Response to consultation on proposed RTS in the context of the EBA’s response to the European Commission’s Call for advice on new AMLA mandates
Question 1: Do you agree with the proposals as set out in Section 1 of the draft RTS? If you do not agree, please explain your rationale and provide evidence of the impact this section would have, including the cost of compliance, if adopted as such?
The European Association of Corporate Treasurers (EACT) welcomes the intention of to further harmonize Customer Due Diligence (CDD) requirements across the EU, as the current lack of harmonization in the area represents a key remaining barrier to the EU single market.
A single set of CDD/KYC requirements and practices across the EU would facilitate the management of corporate banking relationships, minimise unnecessary duplications and costs, and decrease account opening times, without compromising effective AML checks.
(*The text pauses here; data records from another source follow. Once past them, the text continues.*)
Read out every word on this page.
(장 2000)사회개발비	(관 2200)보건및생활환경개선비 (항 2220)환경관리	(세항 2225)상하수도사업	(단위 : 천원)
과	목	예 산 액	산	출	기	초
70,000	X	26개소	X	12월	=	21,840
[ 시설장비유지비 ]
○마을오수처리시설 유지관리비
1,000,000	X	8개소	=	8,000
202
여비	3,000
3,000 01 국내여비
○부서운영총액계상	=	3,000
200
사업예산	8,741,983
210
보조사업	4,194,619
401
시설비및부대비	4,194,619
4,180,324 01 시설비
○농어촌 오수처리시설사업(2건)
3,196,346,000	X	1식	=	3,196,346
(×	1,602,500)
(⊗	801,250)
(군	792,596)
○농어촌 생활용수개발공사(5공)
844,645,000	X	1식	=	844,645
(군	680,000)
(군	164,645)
This would significantly reduce the burden on the EU’s ‘real economy’ corporates operating across the internal market, in line with the EU’s objectives.
EACT therefore supports a more prescriptive approach to the harmonization of CDD/KYC requirements and practices across the EU. All financial institutions should require from legal entities the submission of the same information in the same format when assessing customers and transactions for AML purposes, independently from the member state in which they are located.
Ultimately, this should serve as starting point for the future establishment of an EU “AML passport” for corporates, which would substantially reduce the regulatory burden on EU corporates, without increasing AML risks.
In more detail, EACT calls for:
- A single EU-wide set of information – all banks, in every EU member state, should be required to collect and verify exactly the same core data points on their corporate customers.
- Standardised evidence and verification methods – the information should be validated through the same types of documents and follow a shared, AMLA-endorsed verification protocol.
- Establishment of an EU “AML passport” for corporates – once a company has successfully completed KYC with one EU-regulated bank, it should receive a ‘certificate’ (‘AML passport’) on which other EU banks should be able to rely on without rerunning the onboarding process.
- Systematic use of the Legal Entity Identifier (LEI) for AML/KYC – companies benefit from the adoption of the LEI for AML/KYC purposes.
Question 6: Do you agree with the proposals as set out in Section 4 of the draft RTS? If you do not agree, please explain your rationale and provide evidence of the impact this section would have, including the cost of compliance, if adopted as such?
The European Association of Corporate Treasurers (EACT) welcomes the explicit inclusion of the Legal Entity Identifier (LEI) as part of the information to be collected for customer due diligence purposes.
As an interoperable standard, the LEI facilitates counterparty verification mechanisms and reduces the need to use jurisdiction-specific identifiers, in turn facilitating administrative processes for companies operating cross-border.
As a machine-readable standard, the LEI facilitates internal workflow processes for corporate treasurers – diminishing the issues that come into play with manual reconciliation of data.